Monoclonal antibodies are made by combining myeloma cancer cells with antibody-producing splenic plasma cells, to form a hybridoma. The plasma cells produce antibodies but have a limited lifespan, while the myeloma cells are essentially immortal but don’t produce antibodies. This means most of the hybridomas will both produce antibodies and be immortal. The antibodies can then be harvested and purified and used straight away as a treatment. When injected into patients, they will block their respected immune checkpoint (CTLA4/PD-L1/PD-1) and release the cancer-induced brakes on the immune system. The antibody is named like ‘aCTLA4 mAb’, the ‘a’ meaning anti, and the ‘mAb’ meaning monoclonal antibody. There are also new emerging checkpoints which could be used in the future, like LAG-3 and TIM-3.

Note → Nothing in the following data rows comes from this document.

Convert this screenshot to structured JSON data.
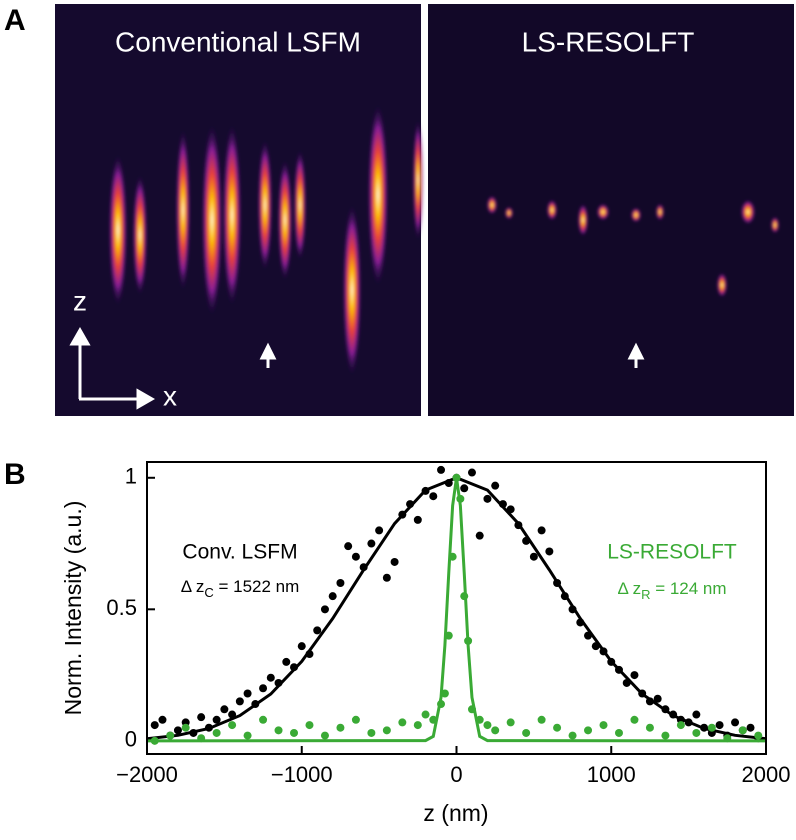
{
  "panel_a": {
    "label": "A",
    "left_title": "Conventional LSFM",
    "right_title": "LS-RESOLFT",
    "axis_z": "z",
    "axis_x": "x"
  },
  "chart_data": {
    "type": "scatter",
    "panel_label": "B",
    "x_label": "z (nm)",
    "y_label": "Norm. Intensity (a.u.)",
    "xlim": [
      -2000,
      2000
    ],
    "ylim": [
      -0.05,
      1.06
    ],
    "xticks": [
      {
        "value": -2000,
        "label": "−2000"
      },
      {
        "value": -1000,
        "label": "−1000"
      },
      0,
      1000,
      2000
    ],
    "yticks": [
      0,
      0.5,
      1
    ],
    "series": [
      {
        "name": "Conv. LSFM",
        "color": "#000000",
        "style": "markers",
        "x": [
          -1950,
          -1900,
          -1850,
          -1800,
          -1750,
          -1700,
          -1650,
          -1600,
          -1550,
          -1500,
          -1450,
          -1400,
          -1350,
          -1300,
          -1250,
          -1200,
          -1150,
          -1100,
          -1050,
          -1000,
          -950,
          -900,
          -850,
          -800,
          -750,
          -700,
          -650,
          -600,
          -550,
          -500,
          -450,
          -400,
          -350,
          -300,
          -250,
          -200,
          -150,
          -100,
          -50,
          0,
          50,
          100,
          150,
          200,
          250,
          300,
          350,
          400,
          450,
          500,
          550,
          600,
          650,
          700,
          750,
          800,
          850,
          900,
          950,
          1000,
          1050,
          1100,
          1150,
          1200,
          1250,
          1300,
          1350,
          1400,
          1450,
          1500,
          1550,
          1600,
          1650,
          1700,
          1750,
          1800,
          1850,
          1900,
          1950
        ],
        "values": [
          0.06,
          0.08,
          0.02,
          0.04,
          0.07,
          0.03,
          0.09,
          0.05,
          0.08,
          0.12,
          0.1,
          0.15,
          0.18,
          0.14,
          0.2,
          0.24,
          0.22,
          0.3,
          0.28,
          0.36,
          0.33,
          0.42,
          0.5,
          0.55,
          0.6,
          0.74,
          0.7,
          0.66,
          0.75,
          0.8,
          0.62,
          0.68,
          0.86,
          0.9,
          0.84,
          0.95,
          0.93,
          1.03,
          0.98,
          1.0,
          0.96,
          1.02,
          0.78,
          0.92,
          0.97,
          0.9,
          0.88,
          0.82,
          0.76,
          0.7,
          0.8,
          0.72,
          0.6,
          0.55,
          0.5,
          0.45,
          0.4,
          0.36,
          0.34,
          0.3,
          0.27,
          0.22,
          0.25,
          0.18,
          0.15,
          0.16,
          0.12,
          0.1,
          0.08,
          0.07,
          0.1,
          0.05,
          0.03,
          0.06,
          0.02,
          0.07,
          0.04,
          0.05,
          0.01
        ]
      },
      {
        "color": "#000000",
        "style": "line",
        "x": [
          -2000,
          -1800,
          -1600,
          -1400,
          -1200,
          -1000,
          -800,
          -600,
          -400,
          -200,
          0,
          200,
          400,
          600,
          800,
          1000,
          1200,
          1400,
          1600,
          1800,
          2000
        ],
        "values": [
          0.008,
          0.021,
          0.047,
          0.096,
          0.178,
          0.302,
          0.465,
          0.65,
          0.826,
          0.953,
          1.0,
          0.953,
          0.826,
          0.65,
          0.465,
          0.302,
          0.178,
          0.096,
          0.047,
          0.021,
          0.008
        ]
      },
      {
        "name": "LS-RESOLFT",
        "color": "#3aaa35",
        "style": "markers",
        "x": [
          -1950,
          -1850,
          -1750,
          -1650,
          -1550,
          -1450,
          -1350,
          -1250,
          -1150,
          -1050,
          -950,
          -850,
          -750,
          -650,
          -550,
          -450,
          -350,
          -250,
          -200,
          -150,
          -100,
          -75,
          -50,
          -25,
          0,
          25,
          50,
          75,
          100,
          150,
          200,
          250,
          350,
          450,
          550,
          650,
          750,
          850,
          950,
          1050,
          1150,
          1250,
          1350,
          1450,
          1550,
          1650,
          1750,
          1850,
          1950
        ],
        "values": [
          0.0,
          0.02,
          0.05,
          0.01,
          0.03,
          0.06,
          0.02,
          0.08,
          0.04,
          0.03,
          0.06,
          0.02,
          0.05,
          0.08,
          0.03,
          0.04,
          0.07,
          0.06,
          0.1,
          0.08,
          0.14,
          0.18,
          0.4,
          0.7,
          1.0,
          0.92,
          0.55,
          0.38,
          0.12,
          0.08,
          0.06,
          0.04,
          0.07,
          0.03,
          0.08,
          0.05,
          0.02,
          0.04,
          0.06,
          0.03,
          0.08,
          0.05,
          0.02,
          0.06,
          0.03,
          0.05,
          0.01,
          0.04,
          0.02
        ]
      },
      {
        "color": "#3aaa35",
        "style": "line",
        "x": [
          -2000,
          -200,
          -150,
          -100,
          -75,
          -50,
          -25,
          0,
          25,
          50,
          75,
          100,
          150,
          200,
          2000
        ],
        "values": [
          0,
          0.001,
          0.017,
          0.165,
          0.363,
          0.638,
          0.894,
          1.0,
          0.894,
          0.638,
          0.363,
          0.165,
          0.017,
          0.001,
          0
        ]
      }
    ],
    "annotations": [
      {
        "series": 0,
        "prefix": "Δ z",
        "subscript": "C",
        "suffix": " = 1522 nm"
      },
      {
        "series": 2,
        "prefix": "Δ z",
        "subscript": "R",
        "suffix": " = 124 nm"
      }
    ]
  }
}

But why doesn’t this work for everyone? In theory it should, however there are some prerequisites required. For example, the tumour must already have a level of immune infiltration; meaning immune cells are present and are just not fighting - thus they can be reactivated through ICB. Alternatively, through immunohistochemical staining, the tumour could be found to be highly expressing PD-L1 or another checkpoint molecule, meaning it can be targeted. If these are not the case in tumours, and immune cells aren’t there in the first place, ICB will not be able to do anything as there is nothing to reactivate.
Citations
Image: https://flic.kr/p/2jzCvbj - Sam Levin, 24/8/20, no changes were made, License: Creative Commons Legal Code
What did you learn?
What does immune checkpoint blockade do?
Immune checkpoint blockade uses monoclonal antibodies to target immune checkpoints, such as CTLA-4 and PD-L1. These are inhibitory molecules which are sometimes expressed by cancer cells, which give them the ability to shut off the immune system and survive. The blocking of these molecules stops inhibition of the immune system and helps treat cancer.
Why isn’t immune checkpoint blockade used for every cancer patient?
Immune checkpoint blockade functions by releasing the brakes on the immune system. However, if there are no brakes in the first place, nothing would happen if you used ICB antibodies in a patient. Thus, a tumour needs to already have immune infiltration and inhibition to be treatable using ICB.